OpenSpending Model/Data Validation
This command-line tool will help to check the validity of an OpenSpending dataset model before loading the data into the system. For this purpose, both model files and data files can be checked to see if they would pass the input validation of an OpenSpending import.
To validate a JSON model file, use the ‘model’ subcommand:
osvalidate model mymodel.json
Or, to check that a CSV sheet satisfies the requirements of an existing model, use the ‘data’ subcommand:
osvalidate data --model mymodel.json BigData.csv
Both commands will emit error messages whenever they find an inconsistency but otherwise try to continue the validation. Note, however, that a valid model file is required to run the data validator.
The model schema changes from time to time, so a migration option is provided so that existing files can be upgraded:
osvalidate migrate old.json >new.json
This will attempt to execute pending migrations and set an appropriate model version.
The JSON model format is described in further detail in the documentation.
You can generate a bare mapping from a JSON model file using:
osvalidate mapping mymodel.json
If you don’t have a JSON model file, you can generate one from a CSV file as follows:
osvalidate mapgen data.csv
You will need to edit the result of this to add information (like textual explanations of the fields) can’t be programmatically inferred from the contents of the CSV file.
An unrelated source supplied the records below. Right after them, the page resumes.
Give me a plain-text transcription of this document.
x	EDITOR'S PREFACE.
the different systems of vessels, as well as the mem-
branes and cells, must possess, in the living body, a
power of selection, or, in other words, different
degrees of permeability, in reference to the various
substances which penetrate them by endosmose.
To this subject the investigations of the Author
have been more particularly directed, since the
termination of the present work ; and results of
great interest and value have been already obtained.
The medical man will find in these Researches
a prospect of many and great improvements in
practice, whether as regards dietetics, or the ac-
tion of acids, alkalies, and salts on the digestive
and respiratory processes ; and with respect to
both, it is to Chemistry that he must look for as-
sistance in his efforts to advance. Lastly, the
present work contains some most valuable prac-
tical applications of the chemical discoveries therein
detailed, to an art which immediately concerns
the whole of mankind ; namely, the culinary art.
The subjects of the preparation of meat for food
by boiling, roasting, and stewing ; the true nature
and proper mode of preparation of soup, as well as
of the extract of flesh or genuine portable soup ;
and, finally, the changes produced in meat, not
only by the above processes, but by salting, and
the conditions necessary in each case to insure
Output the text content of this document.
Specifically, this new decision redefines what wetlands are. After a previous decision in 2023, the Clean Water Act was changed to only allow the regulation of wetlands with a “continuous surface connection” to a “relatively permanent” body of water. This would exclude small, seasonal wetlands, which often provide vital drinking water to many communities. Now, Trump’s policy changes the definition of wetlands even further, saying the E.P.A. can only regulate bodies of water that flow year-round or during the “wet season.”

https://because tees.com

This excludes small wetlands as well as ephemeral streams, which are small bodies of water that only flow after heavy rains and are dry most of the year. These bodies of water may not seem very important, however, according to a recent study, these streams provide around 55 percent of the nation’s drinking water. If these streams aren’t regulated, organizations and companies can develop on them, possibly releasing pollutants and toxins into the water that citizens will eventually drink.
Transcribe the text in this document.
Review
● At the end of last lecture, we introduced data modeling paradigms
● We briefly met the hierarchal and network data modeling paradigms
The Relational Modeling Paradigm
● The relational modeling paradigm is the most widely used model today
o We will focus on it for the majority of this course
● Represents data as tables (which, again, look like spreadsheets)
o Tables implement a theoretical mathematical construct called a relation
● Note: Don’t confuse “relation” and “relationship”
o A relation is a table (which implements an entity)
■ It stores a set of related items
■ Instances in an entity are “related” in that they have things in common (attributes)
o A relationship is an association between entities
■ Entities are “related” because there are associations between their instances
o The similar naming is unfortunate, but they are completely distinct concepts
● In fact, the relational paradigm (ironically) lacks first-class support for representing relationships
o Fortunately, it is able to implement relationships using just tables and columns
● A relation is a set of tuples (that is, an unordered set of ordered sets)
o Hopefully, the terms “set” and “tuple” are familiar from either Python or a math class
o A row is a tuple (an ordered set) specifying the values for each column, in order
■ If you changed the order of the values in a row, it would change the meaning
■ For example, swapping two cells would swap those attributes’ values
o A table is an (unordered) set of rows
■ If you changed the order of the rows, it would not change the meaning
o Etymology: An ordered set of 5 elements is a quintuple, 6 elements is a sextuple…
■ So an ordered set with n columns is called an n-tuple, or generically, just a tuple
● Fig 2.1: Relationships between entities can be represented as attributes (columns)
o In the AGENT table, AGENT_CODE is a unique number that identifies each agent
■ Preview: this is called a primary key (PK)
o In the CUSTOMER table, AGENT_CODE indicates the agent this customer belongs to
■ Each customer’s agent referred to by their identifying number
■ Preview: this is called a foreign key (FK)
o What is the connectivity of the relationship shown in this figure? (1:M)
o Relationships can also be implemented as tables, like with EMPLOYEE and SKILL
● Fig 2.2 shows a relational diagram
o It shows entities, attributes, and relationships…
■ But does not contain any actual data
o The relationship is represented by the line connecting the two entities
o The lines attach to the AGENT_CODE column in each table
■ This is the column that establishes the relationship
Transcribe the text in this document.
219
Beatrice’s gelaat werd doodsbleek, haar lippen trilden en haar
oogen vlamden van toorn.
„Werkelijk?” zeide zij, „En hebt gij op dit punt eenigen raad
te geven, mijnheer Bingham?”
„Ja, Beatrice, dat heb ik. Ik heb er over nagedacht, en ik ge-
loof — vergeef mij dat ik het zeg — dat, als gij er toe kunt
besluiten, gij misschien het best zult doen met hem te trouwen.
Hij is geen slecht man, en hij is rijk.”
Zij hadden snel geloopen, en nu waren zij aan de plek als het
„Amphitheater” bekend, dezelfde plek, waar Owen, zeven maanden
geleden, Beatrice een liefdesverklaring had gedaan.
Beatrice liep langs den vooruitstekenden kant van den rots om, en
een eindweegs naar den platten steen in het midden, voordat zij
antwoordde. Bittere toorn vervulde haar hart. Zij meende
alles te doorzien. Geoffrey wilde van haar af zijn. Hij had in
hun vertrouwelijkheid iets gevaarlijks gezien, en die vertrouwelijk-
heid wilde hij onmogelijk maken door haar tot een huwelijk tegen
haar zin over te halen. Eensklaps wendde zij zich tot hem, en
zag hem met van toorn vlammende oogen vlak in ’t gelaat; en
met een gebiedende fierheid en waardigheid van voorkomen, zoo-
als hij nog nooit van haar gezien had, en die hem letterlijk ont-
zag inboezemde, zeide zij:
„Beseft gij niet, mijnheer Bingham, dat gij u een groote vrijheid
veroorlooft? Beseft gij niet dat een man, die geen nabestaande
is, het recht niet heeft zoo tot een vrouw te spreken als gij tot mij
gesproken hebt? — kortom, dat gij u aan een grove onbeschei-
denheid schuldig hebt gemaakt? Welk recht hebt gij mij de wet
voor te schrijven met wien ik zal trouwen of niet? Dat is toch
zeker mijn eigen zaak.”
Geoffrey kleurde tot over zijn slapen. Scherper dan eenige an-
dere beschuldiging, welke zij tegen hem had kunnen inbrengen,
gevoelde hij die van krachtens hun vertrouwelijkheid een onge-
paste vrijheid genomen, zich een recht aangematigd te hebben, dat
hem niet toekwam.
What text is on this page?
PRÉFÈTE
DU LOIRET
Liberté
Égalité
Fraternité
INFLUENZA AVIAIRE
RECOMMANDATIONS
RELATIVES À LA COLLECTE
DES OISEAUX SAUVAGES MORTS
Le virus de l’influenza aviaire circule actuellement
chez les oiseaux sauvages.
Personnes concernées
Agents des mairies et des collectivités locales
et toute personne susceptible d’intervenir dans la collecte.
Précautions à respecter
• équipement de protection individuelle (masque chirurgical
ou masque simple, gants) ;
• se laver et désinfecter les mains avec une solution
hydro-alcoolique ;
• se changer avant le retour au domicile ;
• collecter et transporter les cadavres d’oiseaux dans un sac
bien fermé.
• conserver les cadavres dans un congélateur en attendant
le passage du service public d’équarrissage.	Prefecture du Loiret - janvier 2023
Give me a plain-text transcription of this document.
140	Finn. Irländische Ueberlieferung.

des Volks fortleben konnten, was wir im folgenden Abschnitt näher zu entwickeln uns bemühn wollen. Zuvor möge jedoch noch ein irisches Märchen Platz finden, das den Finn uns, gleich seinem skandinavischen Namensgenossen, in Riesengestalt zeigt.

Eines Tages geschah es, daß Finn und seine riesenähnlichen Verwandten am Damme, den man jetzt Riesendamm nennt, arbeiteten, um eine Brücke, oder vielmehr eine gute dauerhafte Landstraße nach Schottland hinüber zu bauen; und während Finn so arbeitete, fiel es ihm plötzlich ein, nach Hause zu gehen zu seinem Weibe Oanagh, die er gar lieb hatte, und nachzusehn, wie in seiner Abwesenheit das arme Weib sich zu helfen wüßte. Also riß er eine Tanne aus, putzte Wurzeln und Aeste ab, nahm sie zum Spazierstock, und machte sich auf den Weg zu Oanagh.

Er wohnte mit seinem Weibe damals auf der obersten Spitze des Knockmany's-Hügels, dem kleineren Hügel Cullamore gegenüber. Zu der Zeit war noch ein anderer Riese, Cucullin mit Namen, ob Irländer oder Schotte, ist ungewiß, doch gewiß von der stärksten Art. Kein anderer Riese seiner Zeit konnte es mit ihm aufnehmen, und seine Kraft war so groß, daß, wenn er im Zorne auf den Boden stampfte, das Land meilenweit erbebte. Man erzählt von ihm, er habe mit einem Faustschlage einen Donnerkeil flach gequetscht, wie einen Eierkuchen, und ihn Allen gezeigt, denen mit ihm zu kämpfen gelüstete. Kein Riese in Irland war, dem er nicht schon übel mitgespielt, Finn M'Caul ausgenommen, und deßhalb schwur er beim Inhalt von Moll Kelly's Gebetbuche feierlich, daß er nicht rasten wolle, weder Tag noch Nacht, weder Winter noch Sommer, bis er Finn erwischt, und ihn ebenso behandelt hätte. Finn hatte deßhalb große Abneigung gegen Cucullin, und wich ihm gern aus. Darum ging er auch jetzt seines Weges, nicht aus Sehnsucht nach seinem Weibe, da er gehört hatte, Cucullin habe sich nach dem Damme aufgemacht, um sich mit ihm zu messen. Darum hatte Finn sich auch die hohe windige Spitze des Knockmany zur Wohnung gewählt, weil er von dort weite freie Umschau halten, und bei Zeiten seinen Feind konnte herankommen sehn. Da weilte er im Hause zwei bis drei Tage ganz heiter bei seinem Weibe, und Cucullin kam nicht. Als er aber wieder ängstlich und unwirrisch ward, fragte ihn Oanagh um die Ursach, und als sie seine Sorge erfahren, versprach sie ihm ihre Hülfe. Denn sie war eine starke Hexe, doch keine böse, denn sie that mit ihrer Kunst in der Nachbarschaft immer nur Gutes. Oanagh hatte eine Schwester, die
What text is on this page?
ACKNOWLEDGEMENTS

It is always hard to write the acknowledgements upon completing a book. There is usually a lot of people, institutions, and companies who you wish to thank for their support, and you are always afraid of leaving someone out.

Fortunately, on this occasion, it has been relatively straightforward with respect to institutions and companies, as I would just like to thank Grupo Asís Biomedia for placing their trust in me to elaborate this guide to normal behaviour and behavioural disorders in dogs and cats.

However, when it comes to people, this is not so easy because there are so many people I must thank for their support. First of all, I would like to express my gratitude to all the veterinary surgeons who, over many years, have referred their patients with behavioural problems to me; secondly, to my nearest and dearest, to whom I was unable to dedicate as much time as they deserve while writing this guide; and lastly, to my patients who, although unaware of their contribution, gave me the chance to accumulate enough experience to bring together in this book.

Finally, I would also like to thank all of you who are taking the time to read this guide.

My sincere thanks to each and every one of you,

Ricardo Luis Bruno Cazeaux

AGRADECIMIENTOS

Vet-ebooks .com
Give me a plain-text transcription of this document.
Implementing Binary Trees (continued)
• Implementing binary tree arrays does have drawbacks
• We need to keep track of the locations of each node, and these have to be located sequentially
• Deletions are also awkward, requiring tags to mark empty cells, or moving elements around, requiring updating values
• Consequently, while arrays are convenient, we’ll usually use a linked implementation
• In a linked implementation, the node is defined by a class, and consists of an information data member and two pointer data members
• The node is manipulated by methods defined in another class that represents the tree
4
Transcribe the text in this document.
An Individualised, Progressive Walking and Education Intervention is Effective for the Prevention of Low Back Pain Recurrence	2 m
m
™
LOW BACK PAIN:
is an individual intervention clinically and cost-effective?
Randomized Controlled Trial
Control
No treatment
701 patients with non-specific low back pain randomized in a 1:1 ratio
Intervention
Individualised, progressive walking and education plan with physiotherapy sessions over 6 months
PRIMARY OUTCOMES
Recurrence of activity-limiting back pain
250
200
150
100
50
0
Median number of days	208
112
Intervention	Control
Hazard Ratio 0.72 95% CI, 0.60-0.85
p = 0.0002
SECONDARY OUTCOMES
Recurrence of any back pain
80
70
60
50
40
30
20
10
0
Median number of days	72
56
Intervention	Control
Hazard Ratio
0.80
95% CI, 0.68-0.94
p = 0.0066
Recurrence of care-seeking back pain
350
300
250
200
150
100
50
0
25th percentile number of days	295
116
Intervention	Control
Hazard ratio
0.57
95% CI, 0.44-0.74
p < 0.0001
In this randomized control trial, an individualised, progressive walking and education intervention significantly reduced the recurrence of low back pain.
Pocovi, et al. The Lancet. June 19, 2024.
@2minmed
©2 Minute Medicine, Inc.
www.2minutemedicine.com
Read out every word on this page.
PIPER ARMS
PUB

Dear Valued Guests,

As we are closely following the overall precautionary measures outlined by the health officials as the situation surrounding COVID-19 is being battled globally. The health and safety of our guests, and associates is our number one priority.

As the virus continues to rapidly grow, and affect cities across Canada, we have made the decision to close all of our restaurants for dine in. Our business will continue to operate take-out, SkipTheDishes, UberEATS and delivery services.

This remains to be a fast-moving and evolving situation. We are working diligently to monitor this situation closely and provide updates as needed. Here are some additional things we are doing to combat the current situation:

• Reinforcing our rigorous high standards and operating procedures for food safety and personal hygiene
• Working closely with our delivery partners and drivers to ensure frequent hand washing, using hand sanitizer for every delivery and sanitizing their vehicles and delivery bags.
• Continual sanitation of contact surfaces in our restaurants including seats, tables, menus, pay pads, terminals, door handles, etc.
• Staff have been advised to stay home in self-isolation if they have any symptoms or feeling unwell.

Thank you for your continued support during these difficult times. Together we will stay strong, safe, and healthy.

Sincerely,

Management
Installation is as a conventional Python tool:
virtualenv pyenv . pyenv/bin/activate python setup.py install
Each new version of osvalidate needs to be published in a few steps:
How to write a migration - Migrations of model formats are simple functions, usually named mYYYY_MM_DD_purpose and stored in the migrations module. They must both accept and return a model file and be registered in openspending.validation.model.migration:MIGRATIONS with an increasing version stamp (i.e. the current date). The version stamp of the latest executed migration will automatically be saved to the model and used as a minimum for the next run.
In general, migrations should make as few assumptions about the input they receive as possible and execute idempotently. Migrations cannot change the dataset section of the model.